Variations in carotid sinus anatomy and their relevance to carotid interventions.

08 May 2018

BACKGROUND: The carotid sinus (CS) is a dilatation in the carotid bifurcation usually at the origin of proximal internal carotid artery (ICA). It contains baroreceptors which influence blood pressure. Variations in the location of the CS are of importance as atheromatous plaque commonly forms in this area and procedures such as carotid endarterectomy are performed to reduce the risk of stroke. Inadvertent stimulation of the CS baroreceptors during interventions can have profound effects on the patient's haemodynamic status both intra- and postoperatively, causing serious complications. The aim of this study is to determine the inter- and intra-individual variations in the location of the CS. MATERIALS AND METHODS: Eighty-two carotid arteries were dissected bilaterally from 41 cadavers.
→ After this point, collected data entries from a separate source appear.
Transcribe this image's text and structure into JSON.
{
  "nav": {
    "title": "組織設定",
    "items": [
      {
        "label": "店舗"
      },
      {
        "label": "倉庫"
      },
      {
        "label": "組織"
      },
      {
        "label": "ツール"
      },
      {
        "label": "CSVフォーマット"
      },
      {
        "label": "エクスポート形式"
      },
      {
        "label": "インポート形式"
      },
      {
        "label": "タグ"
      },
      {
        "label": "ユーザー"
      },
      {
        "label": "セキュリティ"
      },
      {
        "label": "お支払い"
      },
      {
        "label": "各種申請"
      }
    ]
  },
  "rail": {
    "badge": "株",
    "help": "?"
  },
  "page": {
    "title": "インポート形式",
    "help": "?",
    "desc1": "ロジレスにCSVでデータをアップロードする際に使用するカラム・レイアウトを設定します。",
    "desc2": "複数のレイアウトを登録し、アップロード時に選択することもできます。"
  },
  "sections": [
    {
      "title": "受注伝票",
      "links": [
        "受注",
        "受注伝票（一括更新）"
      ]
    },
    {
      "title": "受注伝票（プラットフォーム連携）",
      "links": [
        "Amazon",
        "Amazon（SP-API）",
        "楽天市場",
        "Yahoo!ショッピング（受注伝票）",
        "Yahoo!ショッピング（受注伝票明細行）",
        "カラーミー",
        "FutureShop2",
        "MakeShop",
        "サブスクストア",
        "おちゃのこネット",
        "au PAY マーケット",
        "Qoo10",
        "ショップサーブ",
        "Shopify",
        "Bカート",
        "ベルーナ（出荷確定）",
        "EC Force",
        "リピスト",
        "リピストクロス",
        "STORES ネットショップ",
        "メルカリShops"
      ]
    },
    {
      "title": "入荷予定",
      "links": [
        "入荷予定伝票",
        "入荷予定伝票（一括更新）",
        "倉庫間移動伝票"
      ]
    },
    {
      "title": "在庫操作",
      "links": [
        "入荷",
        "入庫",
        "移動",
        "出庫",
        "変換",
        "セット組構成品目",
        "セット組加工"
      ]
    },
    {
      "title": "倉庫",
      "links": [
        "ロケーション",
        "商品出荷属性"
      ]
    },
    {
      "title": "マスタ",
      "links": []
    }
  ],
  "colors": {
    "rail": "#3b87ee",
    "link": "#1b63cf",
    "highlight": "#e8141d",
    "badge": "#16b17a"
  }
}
The locations of the CS were noted and divided into four potential sites. RESULTS: The commonest site is the origin of the ICA (74.3%), but the CS can also be found in the distal part of the common carotid artery (CCA) inferior to the bifurcation (17.1%); at the bifurcation involving the distal CCA and origins of both the external carotid artery (ECA) and ICA (7.32%); and at the origin of the ECA (1.22%). In individual cadavers, the CS was located at the origin of the ICA in 97.6% on at least one side. The sites of the CS were asymmetrical in 34.1%. CONCLUSIONS: Clinicians performing carotid interventions should be aware of these anatomical variations to avoid inadvertent stimulation of the CS which can cause profound bradycardia and hypotension.